SQL> INSERT INTO sys.regions VALUES
( 1
, 'Europe'
);
INSERT INTO sys.regions VALUES
( 2
, 'Americas'
);
INSERT INTO sys.regions VALUES
( 3
, 'Asia'
);
INSERT INTO sys.regions VALUES
( 4
, 'Middle East and Africa'
); 2 3 4
The database is hung as node 1 blocks node 2 to insert rows
Enable the hang analyzer on one of the RAC nodes to generate trace files for analyzing
SQL> oradebug setmypid
oStatement processed.
SQL> radebug unlimit
oradebugStatement processed.
SQL> oradebug setmypid
SP2-0734: unknown command beginning "oradebugor..." - rest of line ignored.
SQL> oradebug setmypid
Statement processed.
SQL> oradebug unlimit
Statement processed.
SQL> oradebug setinst all
Statement processed.
SQL> oradebug -g all hanganalyze 3
Hang Analysis in /grid/base/diag/rdbms/racdb/RACDB1/trace/RACDB1_diag_3917.trc
SQL> oradebug -g all hanganalyze 3
Hang Analysis in /grid/base/diag/rdbms/racdb/RACDB1/trace/RACDB1_diag_3917.trc
SQL> oradebug -g all hanganalyze 3
Hang Analysis in /grid/base/diag/rdbms/racdb/RACDB1/trace/RACDB1_diag_3917.trc
In the hang trace file ,we can find the diagnostic details of RAC1 blocking RAC2 with wait event ,blocking id,waiting time etc which is pretty much valuable information!!

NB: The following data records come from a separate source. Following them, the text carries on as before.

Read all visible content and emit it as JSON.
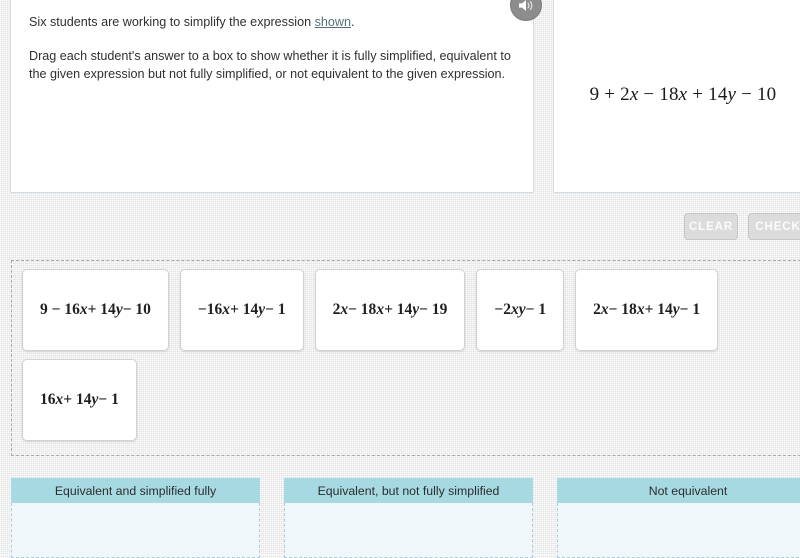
{
  "prompt": {
    "line1_before": "Six students are working to simplify the expression ",
    "line1_link": "shown",
    "line1_after": ".",
    "line2": "Drag each student's answer to a box to show whether it is fully simplified, equivalent to the given expression but not fully simplified, or not equivalent to the given expression."
  },
  "expression": {
    "display": "9 + 2x − 18x + 14y − 10",
    "parts": [
      {
        "t": "9 + 2",
        "italic": false
      },
      {
        "t": "x",
        "italic": true
      },
      {
        "t": " − 18",
        "italic": false
      },
      {
        "t": "x",
        "italic": true
      },
      {
        "t": " + 14",
        "italic": false
      },
      {
        "t": "y",
        "italic": true
      },
      {
        "t": " − 10",
        "italic": false
      }
    ]
  },
  "audio": {
    "icon": "speaker-icon",
    "label": "Read aloud"
  },
  "toolbar": {
    "clear_label": "CLEAR",
    "check_label": "CHECK",
    "disabled": true
  },
  "tiles": [
    {
      "id": "tile-1",
      "display": "9 − 16x + 14y − 10",
      "parts": [
        {
          "t": "9 − 16",
          "italic": false
        },
        {
          "t": "x",
          "italic": true
        },
        {
          "t": " + 14",
          "italic": false
        },
        {
          "t": "y",
          "italic": true
        },
        {
          "t": " − 10",
          "italic": false
        }
      ]
    },
    {
      "id": "tile-2",
      "display": "−16x + 14y − 1",
      "parts": [
        {
          "t": "−16",
          "italic": false
        },
        {
          "t": "x",
          "italic": true
        },
        {
          "t": " + 14",
          "italic": false
        },
        {
          "t": "y",
          "italic": true
        },
        {
          "t": " − 1",
          "italic": false
        }
      ]
    },
    {
      "id": "tile-3",
      "display": "2x − 18x + 14y − 19",
      "parts": [
        {
          "t": "2",
          "italic": false
        },
        {
          "t": "x",
          "italic": true
        },
        {
          "t": " − 18",
          "italic": false
        },
        {
          "t": "x",
          "italic": true
        },
        {
          "t": " + 14",
          "italic": false
        },
        {
          "t": "y",
          "italic": true
        },
        {
          "t": " − 19",
          "italic": false
        }
      ]
    },
    {
      "id": "tile-4",
      "display": "−2xy − 1",
      "parts": [
        {
          "t": "−2",
          "italic": false
        },
        {
          "t": "xy",
          "italic": true
        },
        {
          "t": " − 1",
          "italic": false
        }
      ]
    },
    {
      "id": "tile-5",
      "display": "2x − 18x + 14y − 1",
      "parts": [
        {
          "t": "2",
          "italic": false
        },
        {
          "t": "x",
          "italic": true
        },
        {
          "t": " − 18",
          "italic": false
        },
        {
          "t": "x",
          "italic": true
        },
        {
          "t": " + 14",
          "italic": false
        },
        {
          "t": "y",
          "italic": true
        },
        {
          "t": " − 1",
          "italic": false
        }
      ]
    },
    {
      "id": "tile-6",
      "display": "16x + 14y − 1",
      "parts": [
        {
          "t": "16",
          "italic": false
        },
        {
          "t": "x",
          "italic": true
        },
        {
          "t": " + 14",
          "italic": false
        },
        {
          "t": "y",
          "italic": true
        },
        {
          "t": " − 1",
          "italic": false
        }
      ]
    }
  ],
  "dropzones": [
    {
      "id": "zone-equivalent-simplified",
      "title": "Equivalent and simplified fully",
      "items": []
    },
    {
      "id": "zone-equivalent-not-simplified",
      "title": "Equivalent, but not fully simplified",
      "items": []
    },
    {
      "id": "zone-not-equivalent",
      "title": "Not equivalent",
      "items": []
    }
  ],
  "colors": {
    "page_background": "#e9e9e9",
    "panel_border": "#cfdee4",
    "dropzone_header": "#a6d9e2",
    "dropzone_body": "#eff7fb",
    "button_disabled": "#dcdcdc",
    "link": "#55707d"
  }
}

Chains most likely to have caused the hang:
[a] Chain 1 Signature: <not in a wait><='rdbms ipc reply'<='enq: TX - row lock contention'
Chain 1 Signature Hash: 0x7ba3a1e1
===============================================================================
Non-intersecting chains:
-------------------------------------------------------------------------------
Chain 1:
-------------------------------------------------------------------------------
Oracle session identified by:
{
instance: 2 (racdb.racdb2)
os id: 5922
process id: 40, oracle@RAC2 (TNS V1-V3)
session id: 60
session serial #: 67
}
is waiting for 'enq: TX - row lock contention' with wait info:
{
p1: 'name|mode'=0x54580004
p2: 'usn<<16 | slot'=0x6000e
p3: 'sequence'=0x32b
time in wait: 5 min 50 sec
timeout after: never
wait id: 97
blocking: 0 sessions
current sql: INSERT INTO sys.regions VALUES
( 1
, 'Europe'
)
short stack: ksedsts()+265<-ksdxfstk()+19<-ksdxcb()+1646<-sspuser()+100<-semtimedop()+36<-sskgpwwait()+202<-skgpwwait()+138<-ksliwat()+1602<-kslwaitctx()+138<-kjusuc()+6900<-ksipgetctxi()+1641<-ksqcmi()+23174<-ksqgtlctx()+3204<-ksqgelctx()+469<-ktuGetTxForXid()+95<-ktcwit1()+272<-ktbgtl0()+958<-kdiins0()+46577<-kdiinsp()+61<-kauxsin()+1634<-qesltcLoadIndexList()+718<-qesltcLoadIndexes()+43<-qerltcSimpleSingleInsRowCBK()+65<-qerltcSingleRowLoad()+228<-qerltcFetch()+301<-insexe()+567<-opiexe()+4953<-kpoal8()+1811<-opiodr()+962<-
wait history:
* time between current wait and wait #1: 0.002054 sec
1. event: 'SQL*Net message from client'
time waited: 26.277790 sec
wait id: 96 p1: 'driver id'=0x62657100
p2: '#bytes'=0x1
* time between wait #1 and #2: 0.000002 sec
2. event: 'SQL*Net message to client'
time waited: 0.000001 sec
wait id: 95 p1: 'driver id'=0x62657100
p2: '#bytes'=0x1
* time between wait #2 and #3: 0.000031 sec
3. event: 'SQL*Net message from client'
time waited: 0.000146 sec
wait id: 94 p1: 'driver id'=0x62657100
p2: '#bytes'=0x1
}
and is blocked by
=> Oracle session identified by:
{
instance: 1 (racdb.racdb1)
os id: 11456
oradebug is the advisable tool in times of performance issues!!
Until the session 1 in node 1 releases the lock from the rows in the table,the other session couldnot modify the rows in the same table.So if the user doesnot commit and flush the block changes to the disk ,other sessions have to sit idle and wait in the queue!!